Police restraining Orange Order marchers
Sir Hugh Orde said his officers had "delivered truly world class policing" when tackling widespread rioting.
Northern Ireland Secretary Peter Hain told the Police Federation convention there could be "no equivocation" in condemning attacks on officers.
Federation chairman Irwin Montgomery said the rioting was the result of community and political failure.
He told the Police Federation's annual convention that officers "would not be deterred from their job but needed support".
Sir Hugh promised that any lessons from policing the riots would "be learned at every level of the organisation".
He said their performance proved the PSNI was not "soft on loyalism".
"I have been consistent in condemning both sides for their behaviour over the season," he said.
"The sad fact is that until communities come to terms with living peacefully with each other, our officers will be stuck in the middle."
Replying to Police Federation concerns, Mr Hain said the police had shown "overwhelming professionalism and courage" during the recent rioting.
"An attack on the police is an attack on the rule of law and on everyone who values a civilised society," he said.
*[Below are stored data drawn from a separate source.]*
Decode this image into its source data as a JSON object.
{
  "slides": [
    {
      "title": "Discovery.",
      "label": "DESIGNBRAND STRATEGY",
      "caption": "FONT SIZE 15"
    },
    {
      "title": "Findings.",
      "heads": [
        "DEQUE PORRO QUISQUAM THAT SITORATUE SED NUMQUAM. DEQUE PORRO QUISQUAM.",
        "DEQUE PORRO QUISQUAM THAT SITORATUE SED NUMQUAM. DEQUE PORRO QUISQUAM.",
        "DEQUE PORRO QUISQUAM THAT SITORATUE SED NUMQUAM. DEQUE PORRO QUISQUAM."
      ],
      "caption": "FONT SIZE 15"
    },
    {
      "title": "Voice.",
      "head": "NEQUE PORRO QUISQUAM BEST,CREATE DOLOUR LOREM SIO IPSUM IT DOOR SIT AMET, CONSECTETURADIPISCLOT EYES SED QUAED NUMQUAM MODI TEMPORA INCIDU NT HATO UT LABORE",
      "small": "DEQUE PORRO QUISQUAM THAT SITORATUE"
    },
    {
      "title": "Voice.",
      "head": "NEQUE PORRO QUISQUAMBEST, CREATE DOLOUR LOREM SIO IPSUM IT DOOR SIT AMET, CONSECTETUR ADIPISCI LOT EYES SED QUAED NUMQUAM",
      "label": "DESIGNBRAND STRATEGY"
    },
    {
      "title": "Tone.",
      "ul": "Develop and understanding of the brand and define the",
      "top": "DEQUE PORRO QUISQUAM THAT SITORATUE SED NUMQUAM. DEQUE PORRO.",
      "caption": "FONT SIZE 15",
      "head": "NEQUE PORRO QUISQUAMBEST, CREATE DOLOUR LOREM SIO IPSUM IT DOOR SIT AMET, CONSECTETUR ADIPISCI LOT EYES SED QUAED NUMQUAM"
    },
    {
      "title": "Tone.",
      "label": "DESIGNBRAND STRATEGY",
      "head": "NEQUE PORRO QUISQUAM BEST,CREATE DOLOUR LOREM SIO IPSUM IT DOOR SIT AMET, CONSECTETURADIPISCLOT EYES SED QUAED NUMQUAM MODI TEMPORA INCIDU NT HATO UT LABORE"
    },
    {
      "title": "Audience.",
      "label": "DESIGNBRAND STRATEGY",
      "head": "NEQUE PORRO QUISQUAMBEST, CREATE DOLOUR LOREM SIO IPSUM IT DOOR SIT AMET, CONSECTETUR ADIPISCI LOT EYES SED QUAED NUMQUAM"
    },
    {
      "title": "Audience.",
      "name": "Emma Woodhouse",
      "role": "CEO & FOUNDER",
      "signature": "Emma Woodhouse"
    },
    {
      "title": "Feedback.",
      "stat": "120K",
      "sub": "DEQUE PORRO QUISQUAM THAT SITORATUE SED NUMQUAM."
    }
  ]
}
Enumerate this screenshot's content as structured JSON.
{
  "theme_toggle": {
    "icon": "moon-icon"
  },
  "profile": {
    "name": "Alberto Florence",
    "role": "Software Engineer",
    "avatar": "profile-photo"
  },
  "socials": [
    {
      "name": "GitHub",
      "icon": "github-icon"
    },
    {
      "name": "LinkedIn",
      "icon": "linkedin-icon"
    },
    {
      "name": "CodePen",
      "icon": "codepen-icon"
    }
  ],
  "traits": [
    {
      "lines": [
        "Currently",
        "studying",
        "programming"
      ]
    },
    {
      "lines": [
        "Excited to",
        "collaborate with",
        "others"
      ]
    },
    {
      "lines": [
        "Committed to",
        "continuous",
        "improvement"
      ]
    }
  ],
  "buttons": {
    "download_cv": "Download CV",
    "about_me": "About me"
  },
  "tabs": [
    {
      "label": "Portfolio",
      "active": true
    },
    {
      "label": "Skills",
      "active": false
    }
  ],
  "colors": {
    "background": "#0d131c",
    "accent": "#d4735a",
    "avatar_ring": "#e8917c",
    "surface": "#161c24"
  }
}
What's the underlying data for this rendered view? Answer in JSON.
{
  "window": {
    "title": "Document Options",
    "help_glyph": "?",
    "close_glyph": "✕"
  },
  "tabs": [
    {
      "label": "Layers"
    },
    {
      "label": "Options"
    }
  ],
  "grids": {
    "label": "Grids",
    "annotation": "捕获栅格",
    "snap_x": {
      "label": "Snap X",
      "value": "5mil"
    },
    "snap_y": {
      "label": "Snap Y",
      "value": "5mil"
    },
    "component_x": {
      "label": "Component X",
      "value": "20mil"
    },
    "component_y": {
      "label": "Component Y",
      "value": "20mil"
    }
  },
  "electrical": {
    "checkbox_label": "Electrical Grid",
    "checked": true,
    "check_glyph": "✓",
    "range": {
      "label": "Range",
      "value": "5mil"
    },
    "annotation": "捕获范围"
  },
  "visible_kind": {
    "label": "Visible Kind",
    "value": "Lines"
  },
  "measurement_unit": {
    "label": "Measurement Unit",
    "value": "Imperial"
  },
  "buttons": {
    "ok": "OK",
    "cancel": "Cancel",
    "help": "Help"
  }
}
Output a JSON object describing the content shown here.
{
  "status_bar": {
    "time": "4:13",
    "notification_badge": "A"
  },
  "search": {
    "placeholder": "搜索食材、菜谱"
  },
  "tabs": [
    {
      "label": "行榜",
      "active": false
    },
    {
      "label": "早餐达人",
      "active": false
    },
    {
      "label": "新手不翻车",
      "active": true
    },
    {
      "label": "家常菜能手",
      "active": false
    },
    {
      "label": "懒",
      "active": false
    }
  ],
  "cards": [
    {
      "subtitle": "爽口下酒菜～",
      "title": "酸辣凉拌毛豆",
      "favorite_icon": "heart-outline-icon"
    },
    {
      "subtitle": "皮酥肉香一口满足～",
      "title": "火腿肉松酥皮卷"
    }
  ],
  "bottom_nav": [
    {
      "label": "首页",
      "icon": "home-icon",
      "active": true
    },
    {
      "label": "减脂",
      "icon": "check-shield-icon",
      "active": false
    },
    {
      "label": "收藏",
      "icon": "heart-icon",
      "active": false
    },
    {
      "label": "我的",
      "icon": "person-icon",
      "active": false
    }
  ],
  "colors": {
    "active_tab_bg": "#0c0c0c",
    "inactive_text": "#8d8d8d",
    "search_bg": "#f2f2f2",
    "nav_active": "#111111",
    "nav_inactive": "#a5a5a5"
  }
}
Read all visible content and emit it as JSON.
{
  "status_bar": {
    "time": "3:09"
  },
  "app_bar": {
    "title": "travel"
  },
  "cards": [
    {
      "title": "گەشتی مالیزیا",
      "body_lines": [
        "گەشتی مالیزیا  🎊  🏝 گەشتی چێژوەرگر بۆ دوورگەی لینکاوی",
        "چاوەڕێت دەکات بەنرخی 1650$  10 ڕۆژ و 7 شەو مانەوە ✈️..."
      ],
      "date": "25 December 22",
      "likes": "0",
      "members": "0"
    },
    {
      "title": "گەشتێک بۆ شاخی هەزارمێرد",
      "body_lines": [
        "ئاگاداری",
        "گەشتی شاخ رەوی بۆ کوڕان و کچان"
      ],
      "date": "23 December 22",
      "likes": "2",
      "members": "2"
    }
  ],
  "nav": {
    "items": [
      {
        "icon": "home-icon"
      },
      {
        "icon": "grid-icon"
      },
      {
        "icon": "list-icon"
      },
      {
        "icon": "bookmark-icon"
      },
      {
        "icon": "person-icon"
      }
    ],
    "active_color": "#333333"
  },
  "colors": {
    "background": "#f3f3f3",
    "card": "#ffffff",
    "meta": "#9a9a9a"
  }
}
"Work with the PSNI and allow others to do so."
Mr Hain added: "The police put their lives on the front line between the rule of law and the rule of the mob.
"They are not simply managing public disorder - they are defending the fundamental principles of a decent society."
The Northern Ireland Secretary reiterated his call for all attacks on the police, particularly those witnessed in recent days in loyalist communities, to stop immediately.
"We have heard a great deal about grievances and frustration and anger in the communities where violence took place last weekend," he said.
"All that must be addressed by politicians, including government."
Calling for fully inclusive engagement with policing from all communities, he said: "The past has dominated lives in Northern Ireland for too long.
"We need to move forward so that the future dominates all thinking and all activity in Northern Ireland."
Earlier, Police Federation chairman Irwin Mongomery said: "What we need is vocal and unwavering support from the political top down."
Mr Montgomery said policing was being undermined by other pressures including Sinn Fein's use of the service as a "concession point" in negotiations with the government
Another was loyalist and republican paramilitaries "who continue to thrive overtly and relatively unhampered, especially in Belfast".
"Lastly, and shamefully, our own command, whose decision-making ability, certainly until recently, appeared increasingly compromised by the demands of public accountability," he said.
Mr Montgomery described the "willingness" to permit the return of wanted republicans as "the first step in a slide towards amnesty".
"The return of on-the-runs, and especially amnesty, will be very difficult for members of the Police Service and our families," he said.
Welcoming a government assurance that former IRA prisoners would not be permitted to join the police service, he said: "This Federation says not even suspected terrorists must ever be admitted to the Police Service."
It also emerged at the conference that some officers felt they were left too exposed during republican rioting in the Ardoyne area of north Belfast on 12 July.
The Police Federation has sent a formal complaint to the Health and Safety Executive.